I've pretty much banged out some great ideas for my upcoming shows, so onward!

(the collages are square but a bit too big for the scanning bed and made out of magazine clippings and were inspired by the daily works of hiro sugiyama, leader of art group 'englightenment')

 

Thursday, June 16, 2011

my life

I feel like I've already made sacrifices of my life choices to make others more comfortable. It's my life, I don't think I care anymore if you're comfortable with it.

Wednesday, June 15, 2011

overwhelmed.

i'm willing to admit to myself that while the outlook is fairly bright I'm feeling incredibly overwhelmed. I think the more amusing thing is that I have been for some time subconsciously but I've refused to acknowledge the signs.

weight gain, lack of sleep, rationalisation, and a feeling of static in my veins. Its like a low grade adrenaline that makes my arms and back tense just a hint, continuously; and a lack of focus. Its the nagging feeling I should be doing something, even when I am doing something.
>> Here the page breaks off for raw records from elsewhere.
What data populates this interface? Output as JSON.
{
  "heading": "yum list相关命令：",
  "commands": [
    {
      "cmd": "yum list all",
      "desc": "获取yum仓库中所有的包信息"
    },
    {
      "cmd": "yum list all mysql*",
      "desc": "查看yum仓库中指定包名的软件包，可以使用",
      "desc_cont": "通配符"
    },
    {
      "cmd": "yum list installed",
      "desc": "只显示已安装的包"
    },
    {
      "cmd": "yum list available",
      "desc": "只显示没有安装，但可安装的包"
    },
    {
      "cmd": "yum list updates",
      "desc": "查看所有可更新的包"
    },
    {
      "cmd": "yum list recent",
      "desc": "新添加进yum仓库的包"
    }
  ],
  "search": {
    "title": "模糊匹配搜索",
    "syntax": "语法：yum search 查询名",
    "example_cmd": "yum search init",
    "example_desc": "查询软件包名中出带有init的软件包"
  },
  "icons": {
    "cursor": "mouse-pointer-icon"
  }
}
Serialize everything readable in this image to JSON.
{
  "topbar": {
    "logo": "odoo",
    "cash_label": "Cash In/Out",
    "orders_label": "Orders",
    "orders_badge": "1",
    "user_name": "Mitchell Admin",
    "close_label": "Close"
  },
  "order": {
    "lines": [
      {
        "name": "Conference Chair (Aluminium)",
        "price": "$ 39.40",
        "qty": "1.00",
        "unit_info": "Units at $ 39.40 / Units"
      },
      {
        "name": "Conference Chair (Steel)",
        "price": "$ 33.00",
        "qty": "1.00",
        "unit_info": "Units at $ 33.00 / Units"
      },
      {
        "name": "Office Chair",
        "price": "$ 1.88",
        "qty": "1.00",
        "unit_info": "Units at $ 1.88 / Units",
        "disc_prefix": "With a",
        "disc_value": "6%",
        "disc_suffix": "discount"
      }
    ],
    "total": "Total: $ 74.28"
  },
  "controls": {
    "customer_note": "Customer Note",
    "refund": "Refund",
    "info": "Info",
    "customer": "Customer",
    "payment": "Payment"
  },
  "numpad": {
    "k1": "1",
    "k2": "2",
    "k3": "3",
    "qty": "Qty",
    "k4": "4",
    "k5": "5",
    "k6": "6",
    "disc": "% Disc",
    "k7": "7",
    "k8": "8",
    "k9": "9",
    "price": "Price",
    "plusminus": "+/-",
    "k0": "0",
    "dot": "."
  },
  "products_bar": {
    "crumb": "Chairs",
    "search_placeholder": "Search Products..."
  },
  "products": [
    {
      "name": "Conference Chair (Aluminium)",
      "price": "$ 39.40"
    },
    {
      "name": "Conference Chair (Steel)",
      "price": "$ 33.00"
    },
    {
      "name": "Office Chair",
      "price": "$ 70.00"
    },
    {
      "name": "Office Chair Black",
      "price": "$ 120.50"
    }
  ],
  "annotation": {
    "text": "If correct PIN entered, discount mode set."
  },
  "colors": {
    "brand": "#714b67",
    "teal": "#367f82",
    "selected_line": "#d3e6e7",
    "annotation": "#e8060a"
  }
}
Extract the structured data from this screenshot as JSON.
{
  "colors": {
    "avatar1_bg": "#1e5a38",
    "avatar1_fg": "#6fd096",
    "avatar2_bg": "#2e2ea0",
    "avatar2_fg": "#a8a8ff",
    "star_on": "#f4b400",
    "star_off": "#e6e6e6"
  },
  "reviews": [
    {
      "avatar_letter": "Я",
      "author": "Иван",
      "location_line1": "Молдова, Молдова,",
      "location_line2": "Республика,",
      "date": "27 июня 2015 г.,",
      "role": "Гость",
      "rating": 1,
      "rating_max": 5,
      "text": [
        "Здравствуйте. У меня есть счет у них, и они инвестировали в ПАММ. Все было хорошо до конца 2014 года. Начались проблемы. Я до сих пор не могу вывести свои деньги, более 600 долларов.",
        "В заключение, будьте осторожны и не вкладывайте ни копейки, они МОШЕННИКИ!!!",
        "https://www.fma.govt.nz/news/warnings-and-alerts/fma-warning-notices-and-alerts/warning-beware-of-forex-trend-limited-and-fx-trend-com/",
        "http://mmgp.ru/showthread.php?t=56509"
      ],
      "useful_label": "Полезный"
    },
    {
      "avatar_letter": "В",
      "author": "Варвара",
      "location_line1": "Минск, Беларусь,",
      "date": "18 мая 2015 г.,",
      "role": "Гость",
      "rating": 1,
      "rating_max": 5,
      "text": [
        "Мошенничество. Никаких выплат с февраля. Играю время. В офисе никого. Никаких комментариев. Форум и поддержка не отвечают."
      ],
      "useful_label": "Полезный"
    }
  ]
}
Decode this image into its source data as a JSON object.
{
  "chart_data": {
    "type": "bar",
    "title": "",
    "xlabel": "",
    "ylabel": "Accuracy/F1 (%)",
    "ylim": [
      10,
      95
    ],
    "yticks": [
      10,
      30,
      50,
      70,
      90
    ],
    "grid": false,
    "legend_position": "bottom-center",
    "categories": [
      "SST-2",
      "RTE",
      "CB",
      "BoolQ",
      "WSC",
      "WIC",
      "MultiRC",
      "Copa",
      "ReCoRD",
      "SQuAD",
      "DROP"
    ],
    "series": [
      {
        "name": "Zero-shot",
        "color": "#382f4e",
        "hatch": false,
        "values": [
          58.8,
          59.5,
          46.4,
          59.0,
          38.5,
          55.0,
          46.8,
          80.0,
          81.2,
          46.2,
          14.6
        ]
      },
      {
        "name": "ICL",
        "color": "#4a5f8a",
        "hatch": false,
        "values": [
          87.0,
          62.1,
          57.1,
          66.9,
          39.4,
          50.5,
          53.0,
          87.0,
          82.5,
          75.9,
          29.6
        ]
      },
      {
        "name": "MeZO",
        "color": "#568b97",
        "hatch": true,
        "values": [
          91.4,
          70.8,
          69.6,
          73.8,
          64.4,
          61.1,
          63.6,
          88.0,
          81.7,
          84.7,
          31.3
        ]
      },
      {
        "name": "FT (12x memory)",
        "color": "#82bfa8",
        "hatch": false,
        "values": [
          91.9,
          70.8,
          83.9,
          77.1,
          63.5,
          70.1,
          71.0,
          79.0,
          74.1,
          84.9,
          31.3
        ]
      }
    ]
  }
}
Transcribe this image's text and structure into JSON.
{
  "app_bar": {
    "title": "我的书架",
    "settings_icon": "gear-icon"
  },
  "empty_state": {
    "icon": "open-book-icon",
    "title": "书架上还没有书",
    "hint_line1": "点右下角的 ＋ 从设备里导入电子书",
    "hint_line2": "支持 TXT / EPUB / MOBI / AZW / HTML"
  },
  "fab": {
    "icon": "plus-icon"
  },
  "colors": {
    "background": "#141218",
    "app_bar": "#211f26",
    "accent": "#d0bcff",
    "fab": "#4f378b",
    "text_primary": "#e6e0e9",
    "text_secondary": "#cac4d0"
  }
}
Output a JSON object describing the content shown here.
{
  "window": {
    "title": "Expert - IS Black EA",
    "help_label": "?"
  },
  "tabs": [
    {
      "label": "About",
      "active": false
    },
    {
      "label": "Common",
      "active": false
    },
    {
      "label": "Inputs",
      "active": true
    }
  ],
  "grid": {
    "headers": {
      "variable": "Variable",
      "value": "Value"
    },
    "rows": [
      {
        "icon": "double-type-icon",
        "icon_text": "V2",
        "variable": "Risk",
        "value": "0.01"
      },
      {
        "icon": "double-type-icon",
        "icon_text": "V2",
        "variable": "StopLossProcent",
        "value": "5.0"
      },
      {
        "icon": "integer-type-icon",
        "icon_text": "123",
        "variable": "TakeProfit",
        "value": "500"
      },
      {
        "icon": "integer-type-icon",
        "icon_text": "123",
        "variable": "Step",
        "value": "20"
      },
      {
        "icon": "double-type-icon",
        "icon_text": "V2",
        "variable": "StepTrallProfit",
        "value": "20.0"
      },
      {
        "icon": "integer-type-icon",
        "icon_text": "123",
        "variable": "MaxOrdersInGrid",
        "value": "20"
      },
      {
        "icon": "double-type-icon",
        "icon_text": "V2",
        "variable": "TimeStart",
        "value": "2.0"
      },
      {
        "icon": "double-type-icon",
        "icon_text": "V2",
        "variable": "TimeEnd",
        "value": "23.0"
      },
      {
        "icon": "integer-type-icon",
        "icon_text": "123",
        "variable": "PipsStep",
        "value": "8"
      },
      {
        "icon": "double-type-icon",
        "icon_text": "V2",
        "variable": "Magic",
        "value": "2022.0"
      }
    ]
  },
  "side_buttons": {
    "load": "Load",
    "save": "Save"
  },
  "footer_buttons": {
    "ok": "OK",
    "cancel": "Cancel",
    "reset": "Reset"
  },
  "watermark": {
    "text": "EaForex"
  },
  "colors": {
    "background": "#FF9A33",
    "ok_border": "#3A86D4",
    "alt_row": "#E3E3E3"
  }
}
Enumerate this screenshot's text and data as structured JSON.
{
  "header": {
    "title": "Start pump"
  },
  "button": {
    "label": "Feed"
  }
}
I would describe it as a animalistic alertness that you will see in creatures before a storm. The way the dog's ears are pricked, the pacing.... its a feeling of impending entrapment. You know what's coming, you know what to do to help prepare but it's a recognition that you still really don't know just whats going to happen. The time keeps getting closer and you panic with what to do with whats left of it because you know that so often you end up squandering it.

I'll do what I can to prepare for the forthcoming rains even before I hear the thunder. The next seven months will be huge and I only hope I can hold up the weight of them and reach all my goals.